Rakor Satgas Pangan Kota Banjarmasin di Aula DKP3 Kota Banjarmasin, Rabu (3/12/2025).
Banjarmasin - Sejak dibentuk, Satuan Tugas (Satgas) Kota Banjarmasin terus berkomitmen menjamin ketersediaan dan keamanan bahan pangan yang didistribusikan di Kota Seribu Sungai.
Tujuannya tak lain untuk mewujudkan rasa aman dan kepastian bagi masyarakat kota untuk mendapatkan kebutuhan pangan.
Seiring dengan itu, Pemerintah Kota (Pemko) Banjarmasin melaksanakan Rakor Satgas Pangan dengan melibatkan para pedagang di tingkat pasar, para pemasok hingga stakeholder terkait.
"Rasa aman, nyaman dan kepastian itu berkaitan dengan harga yang terjangkau, kualitas yang bagus dan kesehatan terhadap pangan yang didapat," kata Ketua Satgas Pangan Kota Banjarmasin, Ikhsan Budiman di sela-sela Rapat Koordinasi (Rakor) Satgas Pangan di Aula Dinas Ketahanan Pangan, Pertanian dan Perikanan (DKP3) Kota Banjarmasin, Rabu (3/12/2025).
Lebih lanjut, Ikhsan menjelaskan peran satgas pangan ini sama halnya dengan Tim Pengendalian Inflasi Daerah (TPID) yang mana tugasnya untuk mengawasi dan mengenali rangkaian serta prosedur dalam pemenuhan kebutuhan pokok di Kota Seribu Sungai.
"Berkaitan dengan kebutuhan pangan seperti lauk, beras, hingga sayur mayur. Kemudian rantai pasokan kota dan daerah pemasok yang harus kita kenali untuk memastikan kebutuhan bahan pokok aman dan terkendali," jelasnya.
Selain itu, komitmen satgas pangan ini juga lanjutnya, sejalan dengan program Makanan Bergizi Gratis (MBG) dalam pemenuhan kebutuhan pokok dan keamanannya.
"Ini bagian dari dukungan kita terhadap MBG. Mulai dari proses penyediaan hingga di tingkat penerimaan manfaat dan kita mengatur berkaitan dengan pasokan pangan yang dibutuhkan dalam pelaksanaan MBG ini," akhirnya.

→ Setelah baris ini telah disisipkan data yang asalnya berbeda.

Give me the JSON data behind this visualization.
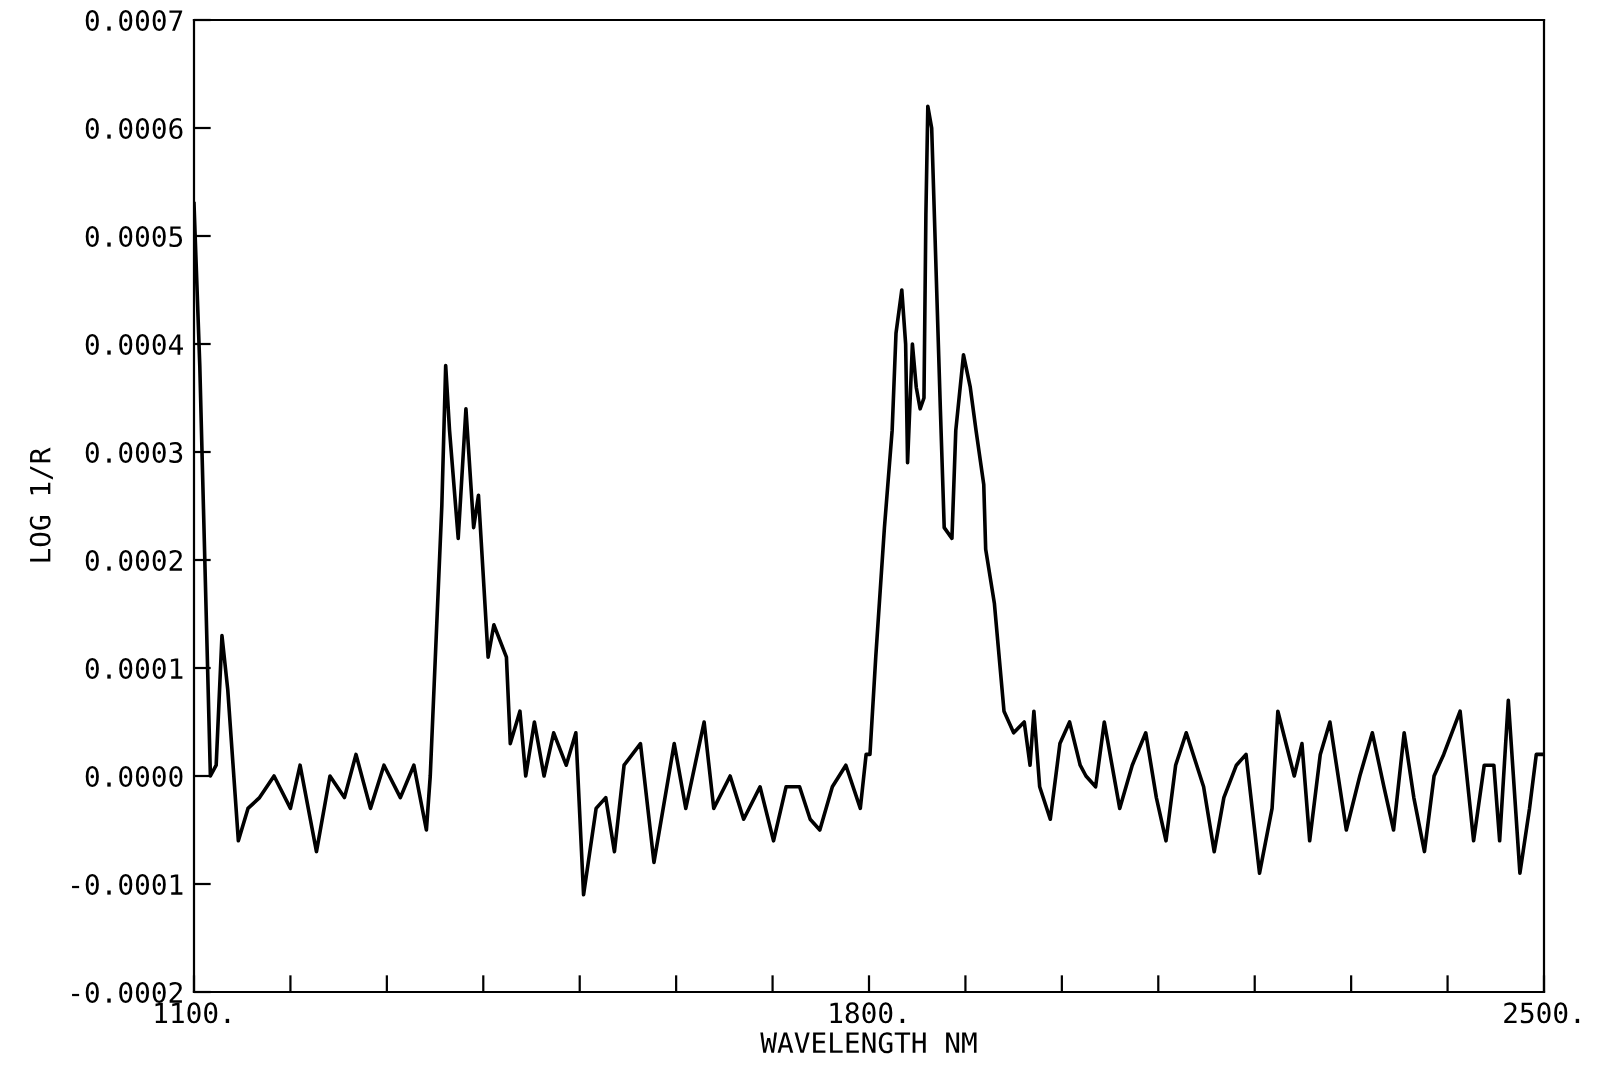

Sementara itu, Kepala Bidang (Kabid) Ketersediaan dan Distribusi Pangan DKP3 Kota Banjarmasin, Abdul Hadi menuturkan pangan yang masuk di Kota Banjarmasin selalu dalam pengawasan untuk memastikan ketersediaan, kestabilan harga hingga keamanannya.
"Kami selalu memantau," ucap Hadi.
Adapun menjelang perayaan Natal dan Tahun Baru (Nataru) tahun ini, sedikitnya banyak berdampak pada pasokan pangan yang ada karena tingginya permintaan. Terlebih, di awal tahun mendatang ada agenda besar Haul Muhammad Zaini bin Abdul Ghani atau Guru Sekumpul.
Hal itu, menyebabkan ketersediaan pangan menipis. Seiring tingginya permintaan dan harganya mengalami kenaikan.
"Seperti cabai itu harganya naik dari harga Rp. 25 ribu sampai Rp. 60 ribu. Kemudian bawang juga dari harga Rp. 35 ribu naik sekitar Rp. 45 ribu. Hingga perlu diwaspadai," jelasnya.
Menyusul adanya kondisi tersebut, Pemko Banjarmasin telah mengambil langkah antisipasi agar ketersediaan dan harga kebutuhan pangan tetap stabil dan aman.
"Contohnya, pemenuhan kebutuhan dari daerah pemasok yang mana sebelumnya pemerintah kota sudah jalin bekerja sama untuk pemenuhan itu. Sedangkan menjaga harga tetap stabil dengan mengelar gerakan pangan murah. Dimana kita bantu subsidi pada kebutuhan pokok yang dibeli masyarakat dari kegiatan kami," pungkasnya.